Posted to yarn-issues@hadoop.apache.org by "Vrushali C (JIRA)" <ji...@apache.org> on 2017/07/21 02:25:00 UTC

[jira] [Commented] (YARN-6323) Rolling upgrade/config change is broken on timeline v2.

    [ https://issues.apache.org/jira/browse/YARN-6323?page=com.atlassian.jira.plugin.system.issuetabpanels:comment-tabpanel&focusedCommentId=16095682#comment-16095682 ] 

Vrushali C commented on YARN-6323:
----------------------------------

Ping on this jira. To summarize:

- new NM fails to recover apps since the timeline flow context is missing for old apps on the NM. This patch will put in a default flow context to help NM proceed. 

To answer Rohith's questions:

bq Application is NOT submitted with tags. So default values are created by YARN.
RM creates default FlowContext with FlowName as appName. On NM restart, we are creating FlowContex with appId. So, there will be a inconsistencies when entities are published during rolling upgrade.
Yes, inconsistencies would be there but it is not possible to upgrade the RM and the all the NMs at exactly the time, unless we take a downtime. 

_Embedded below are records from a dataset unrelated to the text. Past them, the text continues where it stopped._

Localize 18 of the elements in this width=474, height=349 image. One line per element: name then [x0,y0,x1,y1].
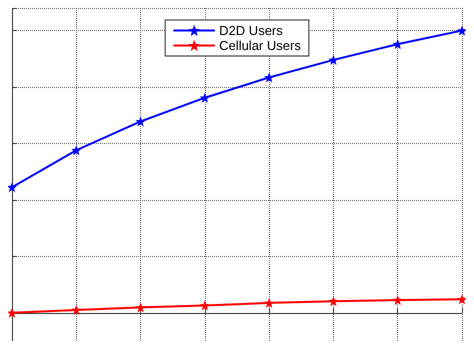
point [8,308,17,318]
legend-label: Cellular Users [219,38,302,53]
point [264,72,274,82]
point [328,54,338,65]
legend-label: D2D Users [219,23,284,38]
point [392,39,403,50]
point [136,116,146,126]
point [457,26,466,36]
point [71,145,82,156]
point [328,296,338,306]
point [8,182,17,192]
point [264,298,274,308]
point [71,304,82,315]
point [392,295,403,306]
point [457,294,466,304]
point [136,302,146,312]
point [200,300,210,310]
point [200,92,210,103]
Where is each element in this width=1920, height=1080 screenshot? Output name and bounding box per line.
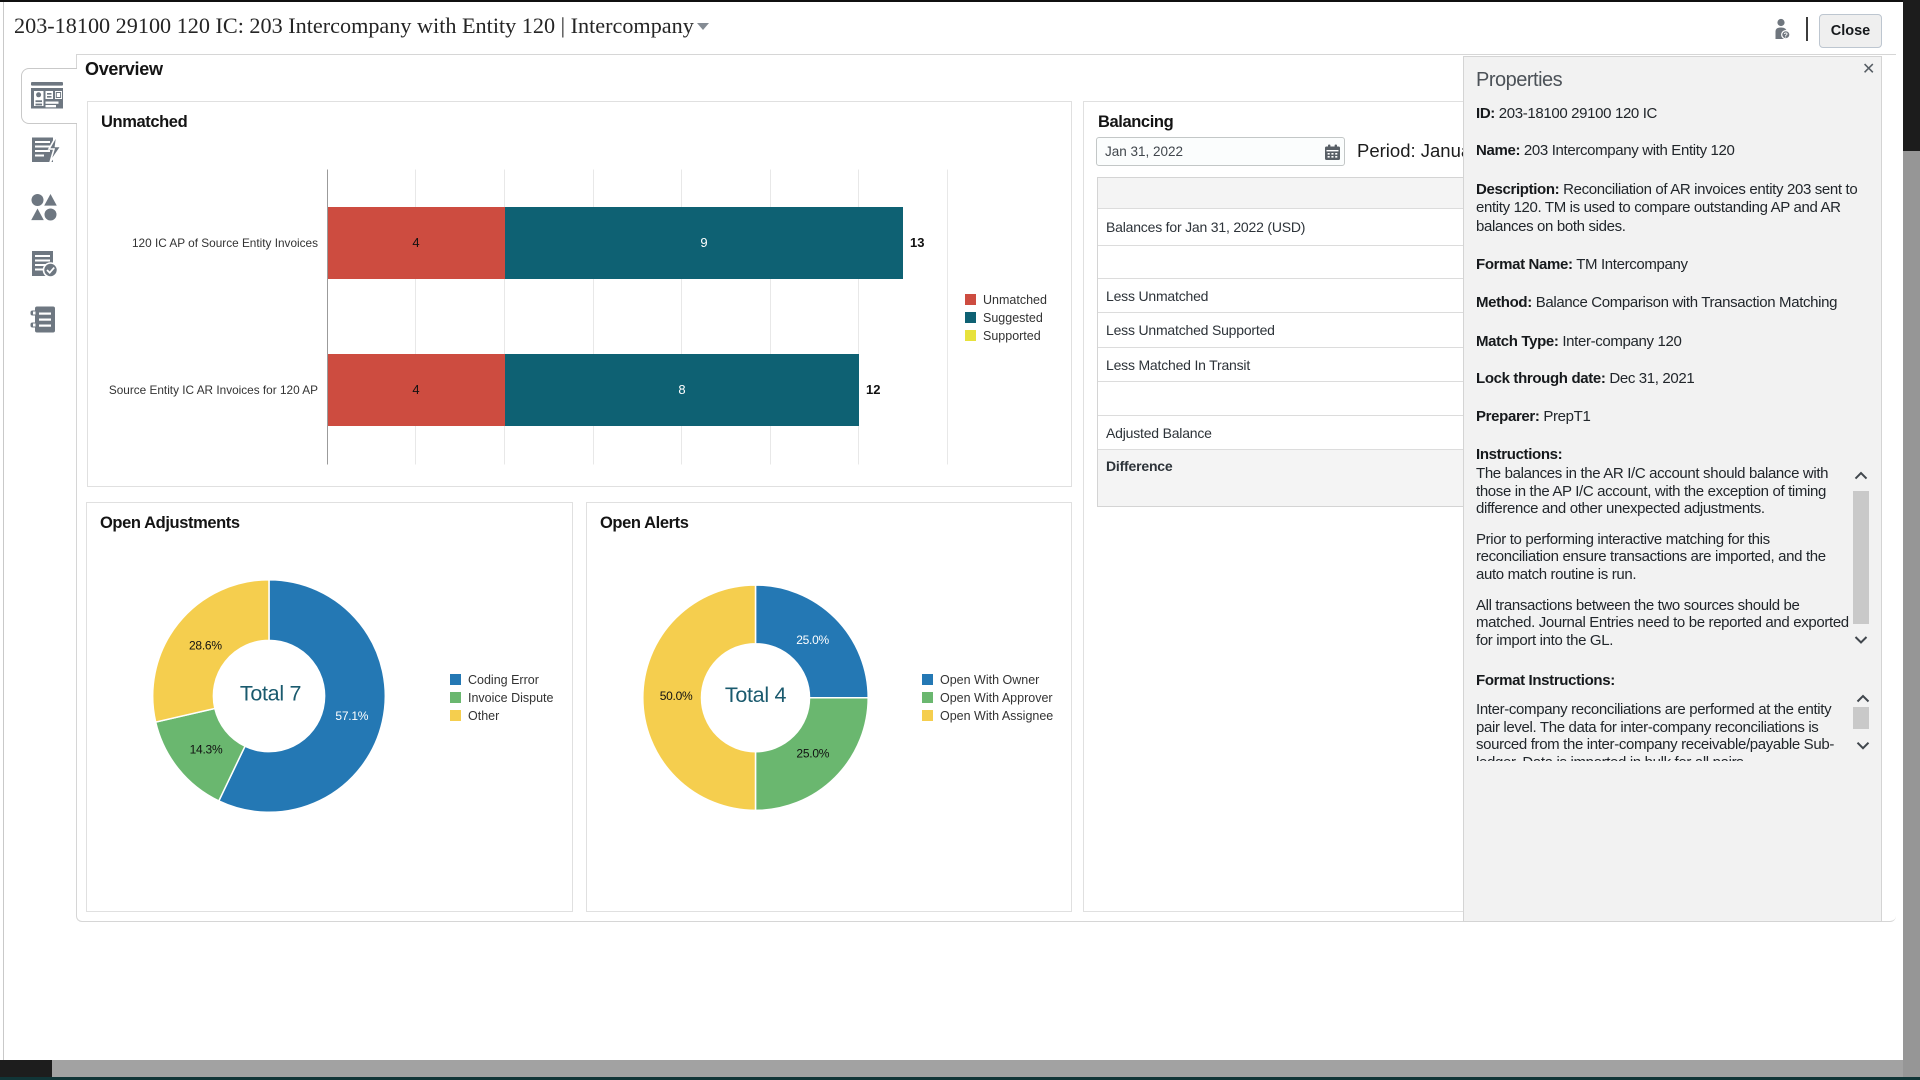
svg-text:?: ?	[1784, 32, 1788, 39]
svg-text:25.0%: 25.0%	[796, 747, 829, 761]
svg-text:14.3%: 14.3%	[190, 743, 223, 757]
svg-text:120 IC AP of Source Entity Inv: 120 IC AP of Source Entity Invoices	[132, 236, 318, 250]
svg-text:Source Entity IC AR Invoices f: Source Entity IC AR Invoices for 120 AP	[109, 383, 318, 397]
svg-text:9: 9	[700, 235, 707, 250]
svg-text:Total 7: Total 7	[240, 682, 301, 706]
svg-text:Total 4: Total 4	[725, 683, 787, 707]
svg-text:4: 4	[412, 235, 419, 250]
svg-text:4: 4	[412, 382, 419, 397]
svg-text:12: 12	[866, 382, 880, 397]
svg-text:8: 8	[678, 382, 685, 397]
svg-text:50.0%: 50.0%	[660, 689, 693, 703]
svg-text:13: 13	[910, 235, 924, 250]
svg-text:28.6%: 28.6%	[189, 638, 222, 652]
svg-text:57.1%: 57.1%	[335, 709, 368, 723]
svg-text:25.0%: 25.0%	[796, 633, 829, 647]
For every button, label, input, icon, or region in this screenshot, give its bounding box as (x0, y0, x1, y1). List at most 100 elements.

bq. Assume that Application is submitted with some tags. RM recover the application and start publishing with tags as flow context. Again there is inconsistencies in published entity.
Yes, but how to synchronize RM and NM across restarts? We could use app id in both cases but this turns out to be strange default data.   

This patch will ensure the NM does not fail to start up.  I thought of adding in some default values for dropping the data but that will be an expensive check to do each time we want to write to the backend. 

ping [~rohithsharma] [~varun_saxena] [~haibo.chen]  any other ideas? At the very least, the NM can't be crashing during an upgrade due to missing flow context. 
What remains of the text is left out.